Plus silencieuse, cette année

Dès ses débuts, l’avenue Bernard piétonne a fait le bonheur de la plupart des passants. Dans un sondage de la firme L’Observateur mené en 2021, près de 98 % des répondants se disaient satisfaits des aménagements et avaient une perception favorable de la rue.

Citoyens et commerçants soulèvent toutefois un même bémol, cette année : l’offre culturelle laisse à désirer. « Il y a beaucoup moins de spectacles, comparé à l’an passé », observe Marilou Savoie-Côté, directrice du restaurant Les Enfants Terribles.

Pourtant, l’avenue Bernard avait l’habitude d’en mettre plein la vue à ses piétons, les étés passés, avec des jeux extérieurs géants, des concerts gratuits d’artistes comme Louis-Jean Cormier ainsi que des performances de danse, de théâtre et d’arts du cirque.

« En 2021, la Ville avait mis tellement d’argent sur l’évènementiel, c’était hallucinant, se souvient Cybèle Bartolini.
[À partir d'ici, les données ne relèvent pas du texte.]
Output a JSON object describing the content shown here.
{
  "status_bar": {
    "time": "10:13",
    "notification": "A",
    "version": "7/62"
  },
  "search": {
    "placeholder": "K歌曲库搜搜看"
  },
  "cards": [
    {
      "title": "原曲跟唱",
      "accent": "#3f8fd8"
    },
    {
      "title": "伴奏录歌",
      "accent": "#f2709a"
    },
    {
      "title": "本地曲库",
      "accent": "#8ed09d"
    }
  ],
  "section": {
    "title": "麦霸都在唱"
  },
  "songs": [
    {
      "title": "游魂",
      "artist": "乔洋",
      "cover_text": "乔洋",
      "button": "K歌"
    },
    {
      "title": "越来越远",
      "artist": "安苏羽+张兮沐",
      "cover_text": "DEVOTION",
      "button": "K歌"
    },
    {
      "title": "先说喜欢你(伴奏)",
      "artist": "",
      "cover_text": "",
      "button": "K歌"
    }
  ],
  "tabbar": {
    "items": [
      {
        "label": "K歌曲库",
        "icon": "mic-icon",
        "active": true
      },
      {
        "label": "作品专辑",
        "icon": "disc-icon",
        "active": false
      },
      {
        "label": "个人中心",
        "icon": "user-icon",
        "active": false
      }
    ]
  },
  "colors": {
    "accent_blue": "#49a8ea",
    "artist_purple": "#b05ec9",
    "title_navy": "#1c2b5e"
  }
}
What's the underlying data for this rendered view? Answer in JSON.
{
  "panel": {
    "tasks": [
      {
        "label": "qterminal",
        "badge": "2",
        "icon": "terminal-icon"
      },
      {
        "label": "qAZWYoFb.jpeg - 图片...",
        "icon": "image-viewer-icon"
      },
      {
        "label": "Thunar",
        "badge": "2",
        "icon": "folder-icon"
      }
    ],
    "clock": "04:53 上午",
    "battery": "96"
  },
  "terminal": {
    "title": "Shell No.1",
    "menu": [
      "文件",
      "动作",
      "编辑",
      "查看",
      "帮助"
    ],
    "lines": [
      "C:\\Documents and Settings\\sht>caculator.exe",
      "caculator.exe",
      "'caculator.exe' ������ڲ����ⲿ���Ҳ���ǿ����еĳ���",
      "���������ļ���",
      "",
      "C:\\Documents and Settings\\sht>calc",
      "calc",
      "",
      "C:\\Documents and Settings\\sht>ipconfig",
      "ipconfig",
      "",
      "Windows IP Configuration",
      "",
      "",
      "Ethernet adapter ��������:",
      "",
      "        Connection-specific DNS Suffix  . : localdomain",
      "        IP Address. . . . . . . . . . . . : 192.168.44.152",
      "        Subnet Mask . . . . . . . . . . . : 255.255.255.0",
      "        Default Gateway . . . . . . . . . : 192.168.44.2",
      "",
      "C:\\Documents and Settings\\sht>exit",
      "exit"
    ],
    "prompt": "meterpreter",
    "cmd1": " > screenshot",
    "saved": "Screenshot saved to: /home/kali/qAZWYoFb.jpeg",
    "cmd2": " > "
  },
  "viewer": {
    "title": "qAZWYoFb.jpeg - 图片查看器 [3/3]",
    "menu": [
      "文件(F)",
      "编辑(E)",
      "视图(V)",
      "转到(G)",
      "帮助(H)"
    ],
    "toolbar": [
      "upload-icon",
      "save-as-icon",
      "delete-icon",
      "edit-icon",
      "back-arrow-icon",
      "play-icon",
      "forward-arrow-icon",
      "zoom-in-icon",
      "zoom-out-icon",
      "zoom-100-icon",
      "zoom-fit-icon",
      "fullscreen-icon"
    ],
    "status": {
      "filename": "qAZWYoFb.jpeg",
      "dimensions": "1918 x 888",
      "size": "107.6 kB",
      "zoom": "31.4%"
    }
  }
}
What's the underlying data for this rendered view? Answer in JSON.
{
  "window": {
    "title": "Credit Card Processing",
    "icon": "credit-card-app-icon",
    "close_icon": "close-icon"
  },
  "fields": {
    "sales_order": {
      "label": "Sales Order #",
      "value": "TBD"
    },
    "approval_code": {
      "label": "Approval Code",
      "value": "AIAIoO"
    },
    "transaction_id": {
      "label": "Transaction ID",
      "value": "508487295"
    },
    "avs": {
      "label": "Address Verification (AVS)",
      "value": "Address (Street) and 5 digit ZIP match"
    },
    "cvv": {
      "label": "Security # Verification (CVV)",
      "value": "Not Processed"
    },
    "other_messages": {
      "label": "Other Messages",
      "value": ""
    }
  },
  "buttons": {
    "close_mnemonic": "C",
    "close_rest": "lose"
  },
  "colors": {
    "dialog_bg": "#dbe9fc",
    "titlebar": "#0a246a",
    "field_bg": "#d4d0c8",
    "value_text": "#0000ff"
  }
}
Plein d’artistes étaient venus jouer devant le Théâtre Outremont, juste en face, c’était une ambiance folle. »

Faute d’une programmation aussi riche cette année, les restaurateurs de l’avenue Bernard se sont cotisés pour engager un DJ, qui met de l’ambiance chaque vendredi soir. « On le fait pour que la rue reste cool, jeune et attrayante, qu’il y ait du mouvement », explique Cybèle Bartolini.

Quelques rendez-vous culturels sont prévus par l’arrondissement d’Outremont, comme des prestations d’un trio jazz et un spectacle de marionnettes géantes.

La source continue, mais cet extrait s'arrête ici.